Bit 1 becomes 0 + 1 + 1 +1 + 0 + 1 + 1 + 1 + 0 + 1 + 0 = 7 which is odd
Bit 2 becomes 0 + 1 + 1 + 1 + 0 + 1 + 0 + 1 + 1 + 1 = 7 which is odd
Bit 4 becomes 0 + 1 + 1 + 1 + 0 + 1 + 0 + 1 + 1 + 0 = 6 which is even
Bit 8 becomes 0 + 0 + 0 + 1 + 0 + 1 + 0 + 1 = 3 which is odd
Bit 16 becomes 1 + 0 + 1 + 1 + 1 + 0 = 4 which is even.

All bits must be even, so bits 1, 2, and 8 are incorrect.  Since 1 + 2 + 8 = 11, we know that bit 11 has been changed.  Hamming's code will not only let us know that a bit has been changed but which bit has changed.

The characters that we type in is stored as a byte (that is why it is also called a character).  For instance, the letter "A" is stored as 0100 0001.  To Conserve space, the characters are sometimes represented as Octal or Hexadecimal.  The code used is the American Standard Code for Information Interchange (ASCII pronounced Askey)  For a complete listing of all characters in all formats, please click below:

    ASCII table

My ASCII Chart

    0   1   2   3   4   5   6   7   8   9   A   B   C   D   E   F

0  NUL SOH STX ETX EOT ENQ ACK BEL BS  HT  LF  VT  FF  CR  SO  SI

1  DLE DC1 DC2 DC3 DC4 NAK SYN ETB CAN EM  SUB ESC FS  GS  RS  US

2   SP  !   "   #   $   %   &   '   (   )   *   +   ,   -   .   /

3   0   1   2   3   4   5   6   7   8   9   :   ;   <   =   >   ?
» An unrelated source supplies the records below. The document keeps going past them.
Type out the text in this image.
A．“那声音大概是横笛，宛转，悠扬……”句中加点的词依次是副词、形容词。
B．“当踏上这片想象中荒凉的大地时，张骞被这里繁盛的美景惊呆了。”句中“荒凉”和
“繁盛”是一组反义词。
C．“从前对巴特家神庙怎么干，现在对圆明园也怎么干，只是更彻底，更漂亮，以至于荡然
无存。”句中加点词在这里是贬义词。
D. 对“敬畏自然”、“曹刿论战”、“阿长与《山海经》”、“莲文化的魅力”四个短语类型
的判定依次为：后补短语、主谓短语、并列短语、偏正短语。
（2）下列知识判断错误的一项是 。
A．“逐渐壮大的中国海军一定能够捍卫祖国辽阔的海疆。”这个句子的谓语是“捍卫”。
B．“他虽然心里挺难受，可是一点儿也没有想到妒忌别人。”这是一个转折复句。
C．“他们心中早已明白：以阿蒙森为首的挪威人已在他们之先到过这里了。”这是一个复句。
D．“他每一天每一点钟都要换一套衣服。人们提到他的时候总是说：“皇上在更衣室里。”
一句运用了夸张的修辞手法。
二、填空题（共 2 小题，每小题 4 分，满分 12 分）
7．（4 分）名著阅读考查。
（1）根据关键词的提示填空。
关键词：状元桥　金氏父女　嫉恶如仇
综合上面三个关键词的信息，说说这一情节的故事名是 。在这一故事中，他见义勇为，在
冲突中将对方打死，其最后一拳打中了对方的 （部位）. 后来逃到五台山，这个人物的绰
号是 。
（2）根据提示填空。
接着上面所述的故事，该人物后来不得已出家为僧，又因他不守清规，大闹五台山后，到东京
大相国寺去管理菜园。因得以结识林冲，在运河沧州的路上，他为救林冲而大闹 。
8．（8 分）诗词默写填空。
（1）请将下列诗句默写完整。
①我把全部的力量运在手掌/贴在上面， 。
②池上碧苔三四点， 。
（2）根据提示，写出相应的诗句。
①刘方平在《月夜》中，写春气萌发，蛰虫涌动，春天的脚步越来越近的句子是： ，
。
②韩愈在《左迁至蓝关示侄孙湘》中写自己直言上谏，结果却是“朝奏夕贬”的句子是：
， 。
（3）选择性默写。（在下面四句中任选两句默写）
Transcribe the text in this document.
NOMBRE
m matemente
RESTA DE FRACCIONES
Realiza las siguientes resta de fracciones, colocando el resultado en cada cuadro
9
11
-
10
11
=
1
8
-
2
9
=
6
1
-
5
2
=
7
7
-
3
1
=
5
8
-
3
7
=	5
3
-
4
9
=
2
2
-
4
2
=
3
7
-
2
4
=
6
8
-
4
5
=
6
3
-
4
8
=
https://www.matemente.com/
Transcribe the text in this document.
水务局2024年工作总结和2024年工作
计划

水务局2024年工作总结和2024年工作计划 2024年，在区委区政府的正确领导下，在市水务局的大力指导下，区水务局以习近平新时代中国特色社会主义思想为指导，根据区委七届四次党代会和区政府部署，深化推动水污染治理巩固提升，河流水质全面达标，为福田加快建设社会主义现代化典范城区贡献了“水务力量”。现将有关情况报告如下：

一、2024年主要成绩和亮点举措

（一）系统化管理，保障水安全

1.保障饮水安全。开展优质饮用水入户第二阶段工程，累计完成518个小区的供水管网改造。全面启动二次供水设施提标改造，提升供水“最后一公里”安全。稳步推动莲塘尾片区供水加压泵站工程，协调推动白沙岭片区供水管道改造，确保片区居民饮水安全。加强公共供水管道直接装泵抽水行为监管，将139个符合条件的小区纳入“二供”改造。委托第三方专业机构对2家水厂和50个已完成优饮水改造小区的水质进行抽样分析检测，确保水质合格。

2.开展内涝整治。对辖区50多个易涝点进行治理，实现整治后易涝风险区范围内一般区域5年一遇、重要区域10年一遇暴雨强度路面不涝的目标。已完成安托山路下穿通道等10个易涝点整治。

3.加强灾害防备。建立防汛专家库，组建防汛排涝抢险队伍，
4   @   A   B   C   D   E   F   G   H   I   J   K   L   M   N   O

5   P   Q   R   S   T   U   V   W   X   Y   Z   [   \   ]   ^   _

6   `   a   b   c   d   e   f   g   h   i   j   k   l   m   n   o

7   p   q   r   s   t   u   v   w   x   y   z   {   |   }   ~ DEL

Here's a link to a decimal-to-ASCII chart.

Cache Memory

CPUs are faster than memories.  Memory designers have concentrated on increasing capacity not speed.  After the CPU issues a memory request, it will not get the word it needs for many CPU cycles.  There are two solutions.  One is to start memory READs when they are encountered but continue executing and stall the CPU if an instruction tries to use the memory word before it has arrived.  The other solution is to require compilers not to generate code to use words before they have arrived.  Often after a LOAD there is nothing else to do, so the compiler is forced to insert NOP (no operation) instructions, which do nothing, but occupy a slot and waste time.  Engineers can build fast memories, but they have to be located  on the CPU chip (going over the bus to memory is slow).  This makes the chip bigger and expensive.  So the choice is a small amount of fast memory or a large amount of slow memory.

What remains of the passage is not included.